Institutions

La République ou le spleen politique

Lier la république et le spleen est un brin provocant. La République… C’est bien ce régime – que dis-je ce miracle politique – que les Français ont attendu pendant 1 300 souffrant 13 siècles de monarchie obscurantiste et se libérant dans un bain de Lumières. Et pourtant, ce nouvel âge politique a apporté son lot de déception et de frustration. Intrinsèquement, la République organise la concurrence des pouvoirs, la concurrence des hommes qui s’apprêtent à l’exercer si bien que toute l’épopée consiste en la conquête du pouvoir, assimilant l’exercice du pouvoir à un enfer au pire ou à un état de souffrance ou de mélancolie désabusée.

L’élu n’est plus en effet qu’un artisan de la conquête du pouvoir.

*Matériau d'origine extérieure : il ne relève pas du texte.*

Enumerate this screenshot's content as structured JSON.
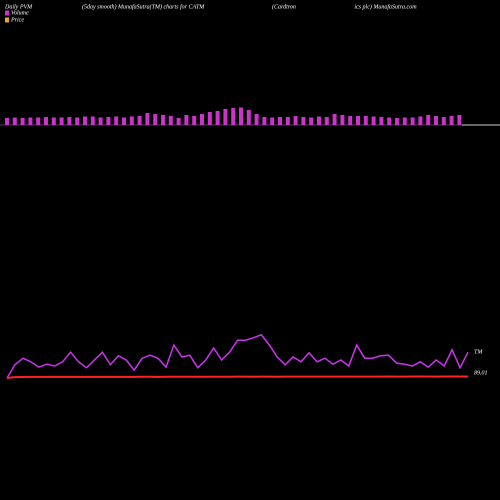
{
  "chart_data": {
    "type": "pvm",
    "title": "Daily PVM",
    "subtitle": "(5day smooth) MunafaSutra(TM) charts for CATM",
    "company": "(Cardtron                                       ics plc) MunafaSutra.com",
    "end_label": "TM",
    "series": [
      {
        "name": "Volume",
        "color": "#cc33cc",
        "values": [
          28,
          30,
          28,
          30,
          30,
          32,
          30,
          30,
          32,
          30,
          34,
          34,
          30,
          32,
          34,
          30,
          34,
          36,
          48,
          44,
          40,
          36,
          28,
          40,
          36,
          44,
          52,
          56,
          64,
          68,
          70,
          60,
          44,
          32,
          30,
          32,
          32,
          36,
          32,
          30,
          34,
          32,
          44,
          40,
          36,
          36,
          36,
          34,
          32,
          30,
          28,
          30,
          30,
          34,
          40,
          36,
          32,
          36,
          40
        ]
      },
      {
        "color": "#cc33ee",
        "values": [
          20,
          42,
          53,
          47,
          38,
          43,
          40,
          47,
          63,
          47,
          37,
          50,
          63,
          42,
          57,
          50,
          33,
          53,
          58,
          53,
          38,
          75,
          55,
          58,
          37,
          50,
          70,
          50,
          63,
          83,
          83,
          87,
          92,
          75,
          55,
          42,
          55,
          47,
          62,
          47,
          53,
          43,
          50,
          40,
          75,
          53,
          53,
          57,
          58,
          45,
          43,
          40,
          47,
          38,
          50,
          40,
          67,
          37,
          63
        ]
      },
      {
        "name": "Price",
        "color": "#ff2222",
        "legend_color": "#f0a040",
        "axis": "y2",
        "values": [
          88.0,
          88.6,
          88.65,
          88.7,
          88.7,
          88.75,
          88.7,
          88.7,
          88.75,
          88.75,
          88.7,
          88.7,
          88.75,
          88.75,
          88.7,
          88.7,
          88.75,
          88.8,
          88.8,
          88.75,
          88.8,
          88.8,
          88.8,
          88.8,
          88.85,
          88.85,
          88.85,
          88.8,
          88.85,
          88.9,
          88.9,
          88.85,
          88.9,
          88.9,
          88.85,
          88.9,
          88.9,
          88.95,
          88.9,
          88.9,
          88.95,
          88.9,
          88.9,
          88.95,
          88.95,
          88.95,
          88.95,
          88.95,
          89.0,
          88.95,
          88.95,
          89.0,
          89.0,
          89.0,
          88.95,
          89.0,
          89.0,
          89.0,
          89.01
        ]
      }
    ],
    "ylim": [
      0,
      100
    ],
    "y2lim": [
      80,
      120
    ],
    "volume_lim": [
      0,
      100
    ]
  }
}
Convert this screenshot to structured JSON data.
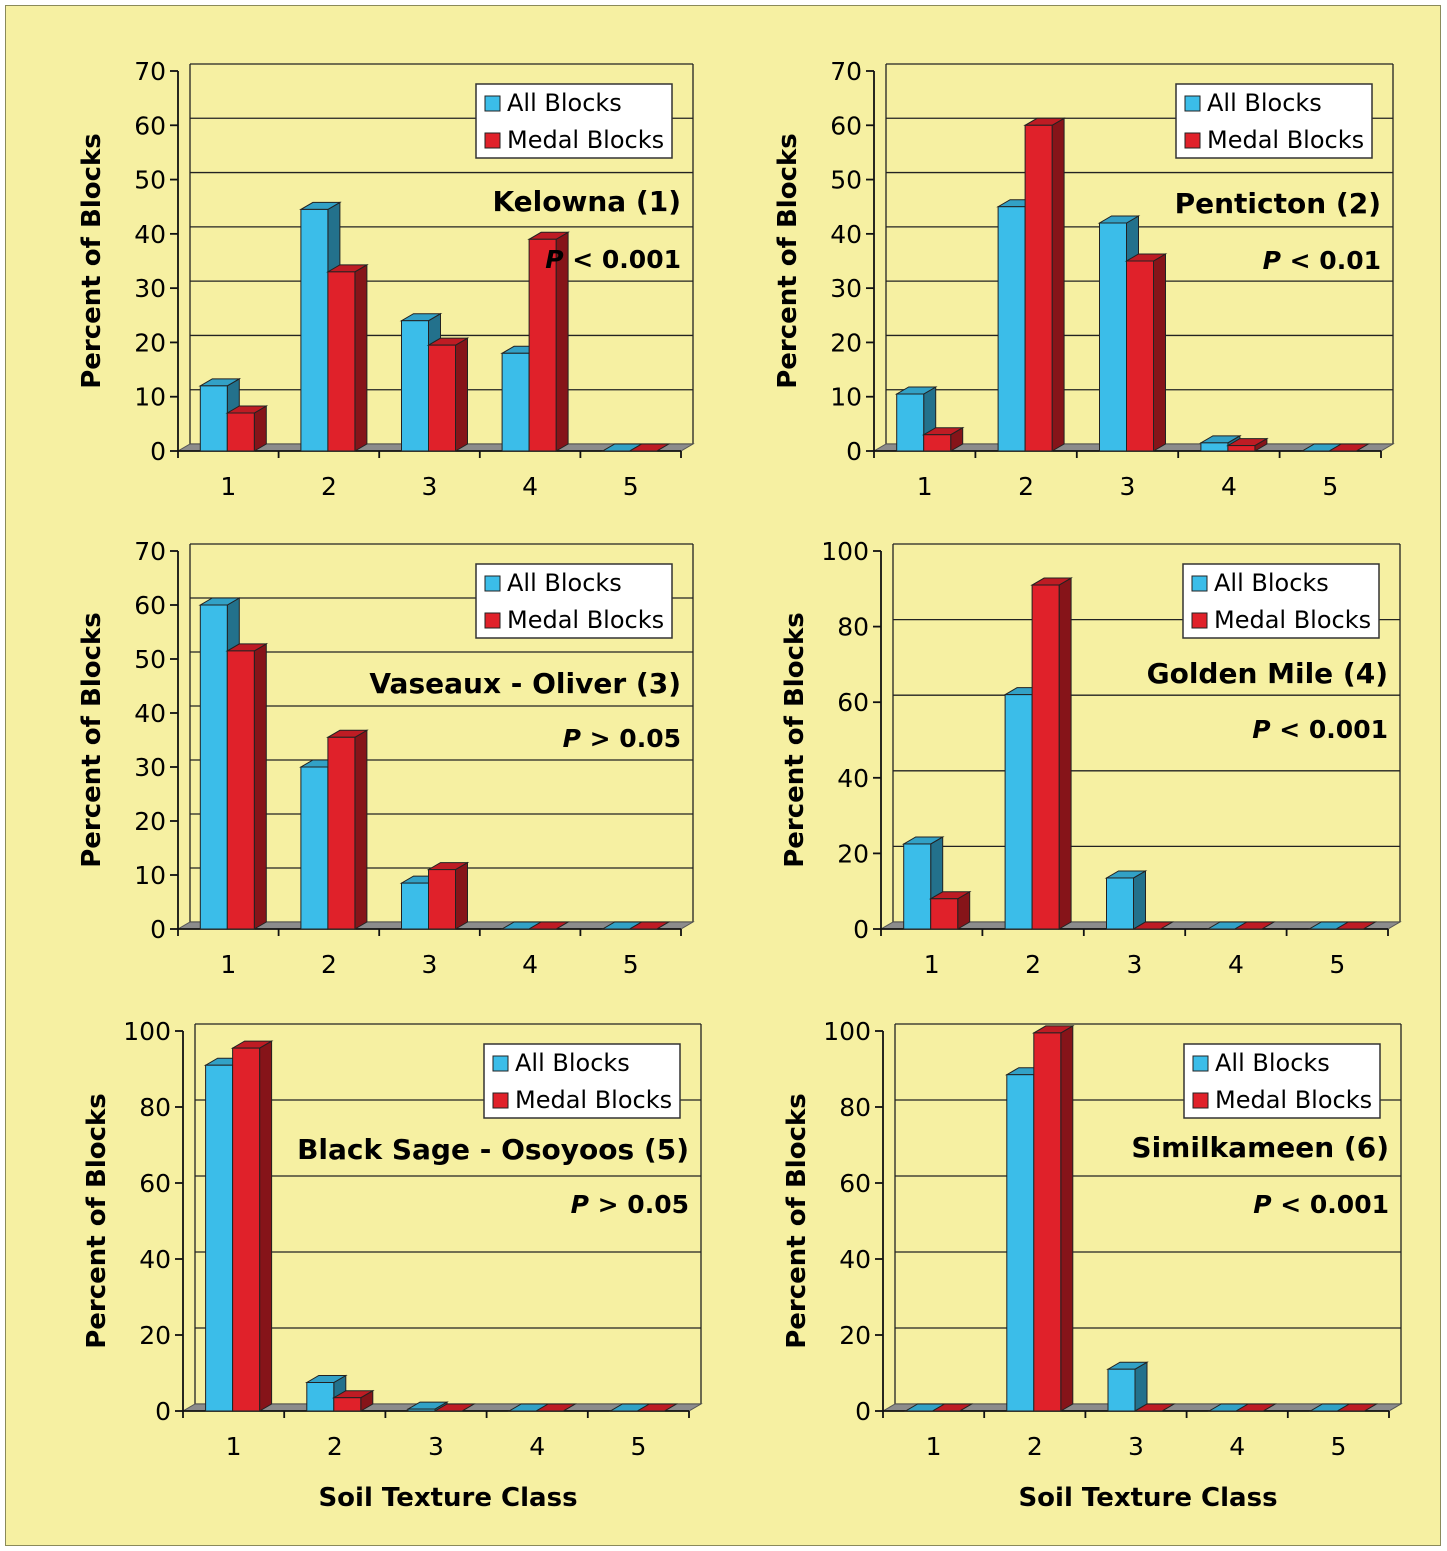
{
  "colors": {
    "background": "#f6f0a2",
    "all_blocks": "#3bbde9",
    "medal_blocks": "#e0212a",
    "floor": "#8c8c8c"
  },
  "chart_data": [
    {
      "type": "bar",
      "title": "Kelowna (1)",
      "annotation": {
        "italic": "P",
        "rest": " < 0.001"
      },
      "xlabel": "",
      "ylabel": "Percent of Blocks",
      "categories": [
        "1",
        "2",
        "3",
        "4",
        "5"
      ],
      "ylim": [
        0,
        70
      ],
      "yticks": [
        0,
        10,
        20,
        30,
        40,
        50,
        60,
        70
      ],
      "legend_position": "top-right",
      "series": [
        {
          "name": "All Blocks",
          "values": [
            12,
            44.5,
            24,
            18,
            0
          ]
        },
        {
          "name": "Medal Blocks",
          "values": [
            7,
            33,
            19.5,
            39,
            0
          ]
        }
      ]
    },
    {
      "type": "bar",
      "title": "Penticton (2)",
      "annotation": {
        "italic": "P",
        "rest": " < 0.01"
      },
      "xlabel": "",
      "ylabel": "Percent of Blocks",
      "categories": [
        "1",
        "2",
        "3",
        "4",
        "5"
      ],
      "ylim": [
        0,
        70
      ],
      "yticks": [
        0,
        10,
        20,
        30,
        40,
        50,
        60,
        70
      ],
      "legend_position": "top-right",
      "series": [
        {
          "name": "All Blocks",
          "values": [
            10.5,
            45,
            42,
            1.5,
            0
          ]
        },
        {
          "name": "Medal Blocks",
          "values": [
            3,
            60,
            35,
            1,
            0
          ]
        }
      ]
    },
    {
      "type": "bar",
      "title": "Vaseaux - Oliver (3)",
      "annotation": {
        "italic": "P",
        "rest": " > 0.05"
      },
      "xlabel": "",
      "ylabel": "Percent of Blocks",
      "categories": [
        "1",
        "2",
        "3",
        "4",
        "5"
      ],
      "ylim": [
        0,
        70
      ],
      "yticks": [
        0,
        10,
        20,
        30,
        40,
        50,
        60,
        70
      ],
      "legend_position": "top-right",
      "series": [
        {
          "name": "All Blocks",
          "values": [
            60,
            30,
            8.5,
            0,
            0
          ]
        },
        {
          "name": "Medal Blocks",
          "values": [
            51.5,
            35.5,
            11,
            0,
            0
          ]
        }
      ]
    },
    {
      "type": "bar",
      "title": "Golden Mile (4)",
      "annotation": {
        "italic": "P",
        "rest": " < 0.001"
      },
      "xlabel": "",
      "ylabel": "Percent of Blocks",
      "categories": [
        "1",
        "2",
        "3",
        "4",
        "5"
      ],
      "ylim": [
        0,
        100
      ],
      "yticks": [
        0,
        20,
        40,
        60,
        80,
        100
      ],
      "legend_position": "top-right",
      "series": [
        {
          "name": "All Blocks",
          "values": [
            22.5,
            62,
            13.5,
            0,
            0
          ]
        },
        {
          "name": "Medal Blocks",
          "values": [
            8,
            91,
            0,
            0,
            0
          ]
        }
      ]
    },
    {
      "type": "bar",
      "title": "Black Sage - Osoyoos (5)",
      "annotation": {
        "italic": "P",
        "rest": " > 0.05"
      },
      "xlabel": "Soil Texture Class",
      "ylabel": "Percent of Blocks",
      "categories": [
        "1",
        "2",
        "3",
        "4",
        "5"
      ],
      "ylim": [
        0,
        100
      ],
      "yticks": [
        0,
        20,
        40,
        60,
        80,
        100
      ],
      "legend_position": "top-right",
      "series": [
        {
          "name": "All Blocks",
          "values": [
            91,
            7.5,
            0.5,
            0,
            0
          ]
        },
        {
          "name": "Medal Blocks",
          "values": [
            95.5,
            3.5,
            0,
            0,
            0
          ]
        }
      ]
    },
    {
      "type": "bar",
      "title": "Similkameen (6)",
      "annotation": {
        "italic": "P",
        "rest": " < 0.001"
      },
      "xlabel": "Soil Texture Class",
      "ylabel": "Percent of Blocks",
      "categories": [
        "1",
        "2",
        "3",
        "4",
        "5"
      ],
      "ylim": [
        0,
        100
      ],
      "yticks": [
        0,
        20,
        40,
        60,
        80,
        100
      ],
      "legend_position": "top-right",
      "series": [
        {
          "name": "All Blocks",
          "values": [
            0,
            88.5,
            11,
            0,
            0
          ]
        },
        {
          "name": "Medal Blocks",
          "values": [
            0,
            99.5,
            0,
            0,
            0
          ]
        }
      ]
    }
  ]
}
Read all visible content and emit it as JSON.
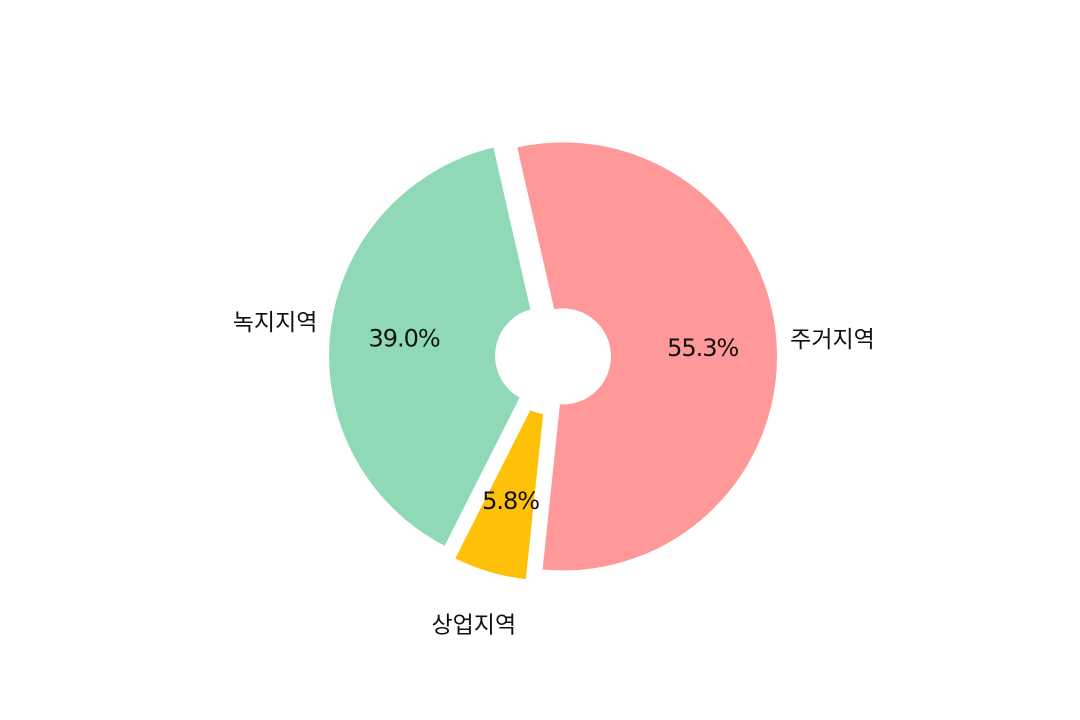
{
  "chart_data": {
    "type": "pie",
    "categories": [
      "주거지역",
      "녹지지역",
      "상업지역"
    ],
    "values": [
      55.3,
      39.0,
      5.8
    ],
    "value_labels": [
      "55.3%",
      "39.0%",
      "5.8%"
    ],
    "colors": [
      "#ff9999",
      "#90d9b7",
      "#ffc107"
    ],
    "donut": true,
    "start": "bottom",
    "direction": "counterclockwise",
    "title": ""
  }
}
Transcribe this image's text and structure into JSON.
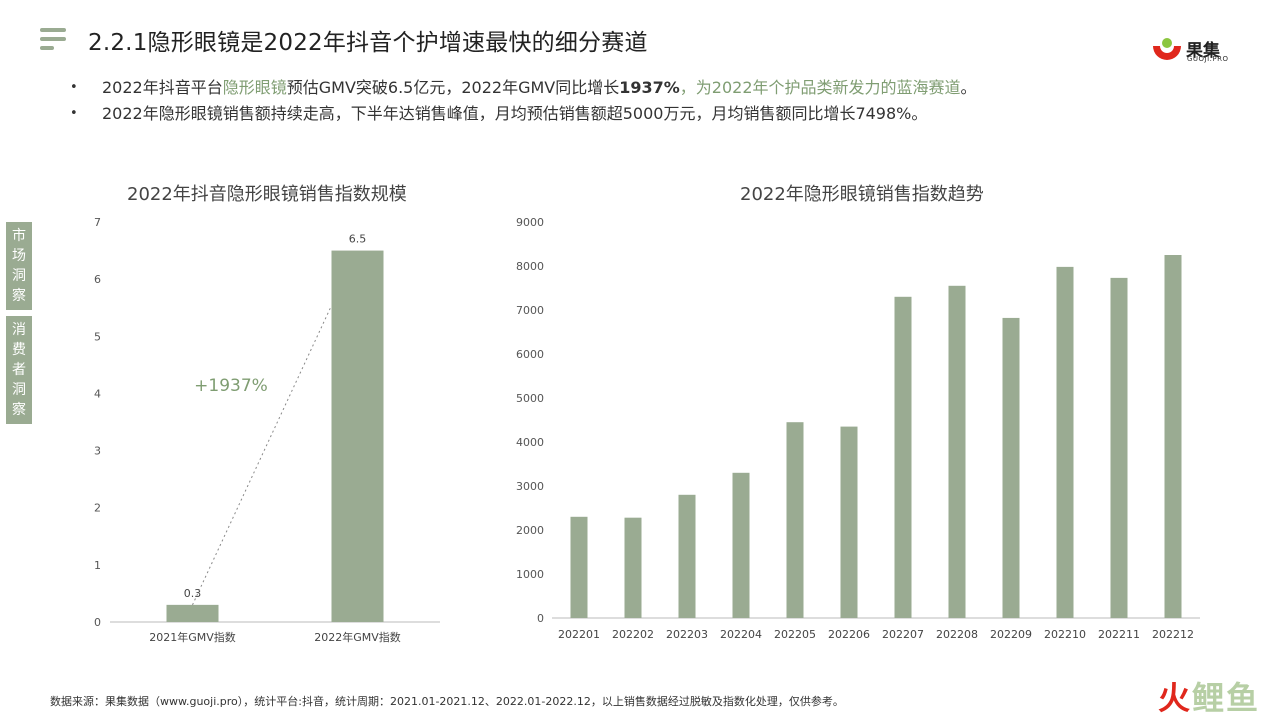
{
  "header": {
    "title": "2.2.1隐形眼镜是2022年抖音个护增速最快的细分赛道",
    "logo_text": "果集",
    "logo_sub": "GUOJI.PRO"
  },
  "bullets": [
    {
      "p1": "2022年抖音平台",
      "hl1": "隐形眼镜",
      "p2": "预估GMV突破6.5亿元，2022年GMV同比增长",
      "bold": "1937%",
      "hl2": "，为2022年个护品类新发力的蓝海赛道",
      "p3": "。"
    },
    {
      "text": "2022年隐形眼镜销售额持续走高，下半年达销售峰值，月均预估销售额超5000万元，月均销售额同比增长7498%。"
    }
  ],
  "side_tabs": [
    {
      "label": "市场洞察",
      "chars": [
        "市",
        "场",
        "洞",
        "察"
      ]
    },
    {
      "label": "消费者洞察",
      "chars": [
        "消",
        "费",
        "者",
        "洞",
        "察"
      ]
    }
  ],
  "colors": {
    "bar": "#9aab92",
    "accent": "#7f9d72"
  },
  "chart_data": [
    {
      "type": "bar",
      "title": "2022年抖音隐形眼镜销售指数规模",
      "categories": [
        "2021年GMV指数",
        "2022年GMV指数"
      ],
      "values": [
        0.3,
        6.5
      ],
      "value_labels": [
        "0.3",
        "6.5"
      ],
      "ylim": [
        0,
        7
      ],
      "yticks": [
        0,
        1,
        2,
        3,
        4,
        5,
        6,
        7
      ],
      "annotation": "+1937%",
      "grid": false
    },
    {
      "type": "bar",
      "title": "2022年隐形眼镜销售指数趋势",
      "categories": [
        "202201",
        "202202",
        "202203",
        "202204",
        "202205",
        "202206",
        "202207",
        "202208",
        "202209",
        "202210",
        "202211",
        "202212"
      ],
      "values": [
        2300,
        2280,
        2800,
        3300,
        4450,
        4350,
        7300,
        7550,
        6820,
        7980,
        7730,
        8250
      ],
      "ylim": [
        0,
        9000
      ],
      "yticks": [
        0,
        1000,
        2000,
        3000,
        4000,
        5000,
        6000,
        7000,
        8000,
        9000
      ],
      "grid": false
    }
  ],
  "footer": {
    "source": "数据来源：果集数据（www.guoji.pro），统计平台:抖音，统计周期：2021.01-2021.12、2022.01-2022.12，以上销售数据经过脱敏及指数化处理，仅供参考。",
    "brand_a": "火",
    "brand_b": "鲤鱼"
  }
}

Jean-Pierre Raffarin a évoqué malicieusement les qualités « d’ingénierie de la victoire » chez François Fillon lors de sa campagne en mars 2017. Tout est dit. Le politique moderne, c’est encore plus visible chez Emmanuel Macron qui en est l’archétype est un ingénieur de la conquête du pouvoir.  Cette ingénierie passe par une intériorisation des impératifs de la démocratie moderne : la rhétorique des campagnes est fondée sur des mesures de financement qui répondent scrupuleusement à l’économisme contemporain. Lorsqu’une élection présidentielle fait émerger des « candidats de la feuille de paye » on ne peut que constater avec effarement l’écrasement inquiétant de la conception du pouvoir dans nos démocraties contemporaines. Ce sujet n’est pas second certes mais il n’est en aucun cas l’élément déterminant d’une stratégie politique au service du bien commun. Dans les démocraties modernes, l’offre politique doit conserver les principes de la société de consommation,  l’hédonisme de crédit et une charité étatisée et illusoire pour la conscience de chacun. L’ingénieur de la conquête du pouvoir va orienter sa rhétorique vers des financements ciblés en fonction de la clientèle choisie et selon les segments de consommateurs visés.

Ce qui marque, c’est me semble-t-il l’impréparation à l’exercice du pouvoir. Le quinquennat de François Hollande  a été  de ce point de vue exemplaire. Il apparaît que l’exercice du pouvoir semble avoir été improvisé de bout en bout comme en témoigne l’épisode désastreux de l’affaire Léonarda qui a montré à quel point le plus haut sommet de l’Etat pouvait être le jouet des médias, des sentiments immédiats, du chantage affectif le plus primaire. La vie politique est faite d’un cursus honorum éreintant où les hommes s’épuisent à l’accès aux responsabilités sans préparer l’exercice pourtant exigeant du pouvoir. Ils aiment, et c’est bien compréhensible – l’adrénaline de la conquête, la dynamique épique du désir mais ne se projettent pas dans la statique du pouvoir qui est aujourd’hui – et c’est bien malheureux – un deuil de l’épopée, une administration des hommes et des choses sans stratégie tangible et crédible.

Cette impréparation entraîne une fatigue démocratique et renforce l’ère du soupçon démocratique. La démonétisation de la parole publique consécutive à une dynamique incessante promesse – déception est inhérente à la vie démocratique telle qu’elle est conçue dans les démocraties libérales fondées sur l’Etat providence. L’Etat providence – c’est sa définition – implique une omnipotence et une omniscience à laquelle le peuple pouvait bien croire alors qu’il possédait tous les leviers économiques, monétaires, sécuritaires et militaires au sortir de la guerre. Les vagues de nationalisations ont contribué à conformer cette suprématie de l’Etat dans la conduite des politiques publiques, l’Etat pouvant s’imposer comme stratège en termes de choix publics. Aujourd’hui – et c’est tout le drame de la démocratie contemporaine – le candidat d’une présidentielle parle la rhétorique de l’omnipotence et de l’omniscience mais sait pertinemment – ou feint de ne pas savoir – qu’il sera condamné à l’inaction ou la moindre action lorsqu’il sera aux responsabilités. L’imposture des campagnes contemporaines est de procéder à une inversion séduisante mais mensongère : le candidat se met en position de pouvoir discrétionnaire alors qu’il est en compétence liée vis-à-vis de Bruxelles et de sa cour de justice, de l’OTAN, de l’ONU, et des pays qui ont une sphère d’influence plus étendue que lui. Le candidat le sait, le peuple le sait de plus en plus mais tout le monde joue cette comédie du pouvoir. Le pouvoir est sur-joué pour donner l’illusion que la puissance n’a pas déserté. La conscience de la déception est anticipée d’où l’importance de l’abstention et l’épuisement démocratique que nous observons depuis une trentaine d’années maintenant.